Dead Rising 3’s narrative is nearly non-existent – that is until it pulls out all stops to deliver one of the most incredible narrative turnarounds I’ve seen in videogames. When it began to feel that the narrative was an afterthought the developer cleverly decided to shake things up to such an extent that it gave such great gravity to everything preceding it. It is as though Capcom Vancouver had taken a master class in pacing and with outstanding results. Just as it was becoming difficult to polish off the dying moments of the game the developers gave an incredible impetus to pull through and finish the fight. It also serves to mask some of the more linear, and unsurprisingly least exciting, passages of the game. It was a stroke of pure genius and while it may in some ways rely too much on the franchise’s adoring fans, I have no doubt that even Dead Rising newbies will feel some level of gravitas, even if it doesn’t pack the same punch as it would with someone who had played the first two games. Either way the developer knew when to pull its narrative punches and let the stellar gameplay do the talking. But more impressively it also knew when to let rip with that killer uppercut to deliver a narrative knockout. There’s not much there but when its firing, its doing so on all cylinders.

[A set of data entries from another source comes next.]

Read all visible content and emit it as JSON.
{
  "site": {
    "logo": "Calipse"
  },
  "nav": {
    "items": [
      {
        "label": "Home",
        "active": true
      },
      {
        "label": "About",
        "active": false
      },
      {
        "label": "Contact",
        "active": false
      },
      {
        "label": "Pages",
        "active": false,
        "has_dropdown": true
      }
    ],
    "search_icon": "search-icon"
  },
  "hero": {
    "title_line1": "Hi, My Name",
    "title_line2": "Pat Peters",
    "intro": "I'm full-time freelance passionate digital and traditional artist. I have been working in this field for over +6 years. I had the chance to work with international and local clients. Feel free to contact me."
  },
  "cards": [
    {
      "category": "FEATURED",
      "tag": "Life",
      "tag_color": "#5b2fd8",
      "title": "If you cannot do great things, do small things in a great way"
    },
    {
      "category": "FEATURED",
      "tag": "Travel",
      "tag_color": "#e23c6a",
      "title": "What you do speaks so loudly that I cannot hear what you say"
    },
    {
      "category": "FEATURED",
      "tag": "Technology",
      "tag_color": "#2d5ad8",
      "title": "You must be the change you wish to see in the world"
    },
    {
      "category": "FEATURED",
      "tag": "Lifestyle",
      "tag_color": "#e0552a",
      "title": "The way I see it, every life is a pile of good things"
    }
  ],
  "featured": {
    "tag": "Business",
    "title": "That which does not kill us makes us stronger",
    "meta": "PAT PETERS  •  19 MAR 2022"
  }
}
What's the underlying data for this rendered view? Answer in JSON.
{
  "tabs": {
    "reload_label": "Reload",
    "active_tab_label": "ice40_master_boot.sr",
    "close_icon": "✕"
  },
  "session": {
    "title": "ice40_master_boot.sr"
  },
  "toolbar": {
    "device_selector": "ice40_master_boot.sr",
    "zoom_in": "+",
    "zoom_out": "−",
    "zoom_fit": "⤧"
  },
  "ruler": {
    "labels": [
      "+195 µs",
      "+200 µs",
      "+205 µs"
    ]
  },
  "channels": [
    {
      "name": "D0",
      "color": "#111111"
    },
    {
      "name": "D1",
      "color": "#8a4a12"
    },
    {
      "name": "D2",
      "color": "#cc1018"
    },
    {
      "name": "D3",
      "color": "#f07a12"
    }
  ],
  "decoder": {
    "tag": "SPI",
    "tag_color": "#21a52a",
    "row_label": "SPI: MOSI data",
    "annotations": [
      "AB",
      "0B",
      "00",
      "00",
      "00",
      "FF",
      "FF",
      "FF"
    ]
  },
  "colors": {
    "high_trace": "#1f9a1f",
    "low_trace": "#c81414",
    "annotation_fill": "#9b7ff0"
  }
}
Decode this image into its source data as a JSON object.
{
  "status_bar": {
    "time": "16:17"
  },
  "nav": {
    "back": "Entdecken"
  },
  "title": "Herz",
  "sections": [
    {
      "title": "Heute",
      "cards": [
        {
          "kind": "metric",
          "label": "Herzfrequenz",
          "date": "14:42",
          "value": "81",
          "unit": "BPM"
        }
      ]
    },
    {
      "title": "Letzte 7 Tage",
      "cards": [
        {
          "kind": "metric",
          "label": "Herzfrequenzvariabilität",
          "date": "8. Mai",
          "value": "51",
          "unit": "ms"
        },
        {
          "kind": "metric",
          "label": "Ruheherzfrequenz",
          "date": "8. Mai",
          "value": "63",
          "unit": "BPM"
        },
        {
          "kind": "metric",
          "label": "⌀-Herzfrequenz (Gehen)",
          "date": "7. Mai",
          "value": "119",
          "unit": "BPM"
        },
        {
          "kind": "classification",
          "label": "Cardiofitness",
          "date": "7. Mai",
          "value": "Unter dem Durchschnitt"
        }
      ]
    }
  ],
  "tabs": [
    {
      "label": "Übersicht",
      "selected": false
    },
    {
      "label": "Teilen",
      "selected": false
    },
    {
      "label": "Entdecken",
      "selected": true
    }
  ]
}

Dead Rising 3 is a lesson in pace and player reward and just as things are starting to feel like a grind is the designers find another way to get their hooks in. The compulsion loop inherent in the game’s clever but-not-so-original level up system only takes it so far, but the use of collectables to compel exploration and tinkering in the world provides enough impetus to keep coming back even after you feel the game’s systems are starting to outweigh its welcome. The word ‘playground’ gets bandied around a bit too much for my liking but in the case of Dead Rising 3 there is no better description. It is clear the designers know what the attraction of the series is and have focused on creating the ultimate zombie slaughterhouse. The weapons are creative and you’ll never be lost for ways to dispose of the countless undead. The number of zombies on screen in impressive and a real show of what the next generation of hardware can deliver, but its everything surrounding it that makes Dead Rising 3 a spectacular and almost must play experience.